Japan Tsunami Debris Funds Heading To Haida Gwaii

09/06/2013 01:49 EDT | Updated 11/06/2013 05:12 EST
AP File
FILE-In this July 2012 file photo provided by the National Oceanic and Atmospheric Administration (NOAA), buoys, foam and other debris are strewn about a beach on Kayak Island, Alaska. The West Coast is anticipating more debris from the 2011 Japanese tsunami to wash ashore this winter.
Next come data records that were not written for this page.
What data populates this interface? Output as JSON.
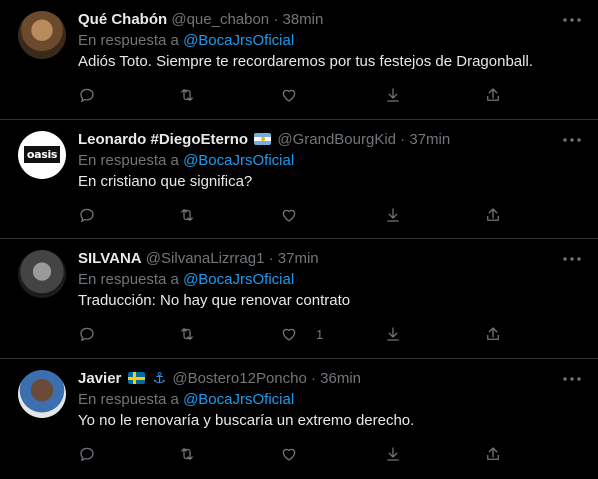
{
  "reply_prefix": "En respuesta a",
  "tweets": [
    {
      "name": "Qué Chabón",
      "handle": "@que_chabon",
      "separator": "·",
      "time": "38min",
      "reply_to": "@BocaJrsOficial",
      "text": "Adiós Toto. Siempre te recordaremos por tus festejos de Dragonball.",
      "like_count": ""
    },
    {
      "name": "Leonardo #DiegoEterno",
      "handle": "@GrandBourgKid",
      "separator": "·",
      "time": "37min",
      "reply_to": "@BocaJrsOficial",
      "text": "En cristiano que significa?",
      "avatar_text": "oasis",
      "like_count": ""
    },
    {
      "name": "SILVANA",
      "handle": "@SilvanaLizrrag1",
      "separator": "·",
      "time": "37min",
      "reply_to": "@BocaJrsOficial",
      "text": "Traducción: No hay que renovar contrato",
      "like_count": "1"
    },
    {
      "name": "Javier",
      "handle": "@Bostero12Poncho",
      "separator": "·",
      "time": "36min",
      "reply_to": "@BocaJrsOficial",
      "text": "Yo no le renovaría y buscaría un extremo derecho.",
      "anchor_emoji": "⚓",
      "like_count": ""
    }
  ],
  "colors": {
    "background": "#000000",
    "text": "#e7e9ea",
    "secondary": "#71767b",
    "link": "#1d9bf0",
    "divider": "#2f3336"
  },
  "icons": [
    "more-icon",
    "reply-icon",
    "retweet-icon",
    "like-icon",
    "download-icon",
    "share-icon"
  ]
}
Scientists expect the bulk of the tsunami debris to end up in the Pacific Northwest. (AP Photo/NOAA, Jacek Maselko,File)
HAIDA GWAII, B.C. - First Nations on British Columbia's north coast will share in $139,000 in funding from the Japanese government to establish a tsunami debris cleanup program.

The money comes in response to a successful proposal by the Haida Gwaii Tsunami Debris Committee that includes the communities of Queen Charlotte, Skidegate, Old Massett, Masset and Port Clements.

The committee works with various groups including BC Parks, a school district and a regional district.

The B.C. government says that since last year, the committee has taken an active role in dealing with debris arriving on the shores of Haida Gwaii after a massive earthquake and tsunami struck Japan in March 2011.

The debris has been widely dispersed by ocean currents, and little of what was originally estimated to show up in B.C. has actually washed up on shore.

Japan has provided about $1 million in tsunami cleanup money to Canada, with a federal-provincial group deciding how the cash is dispersed.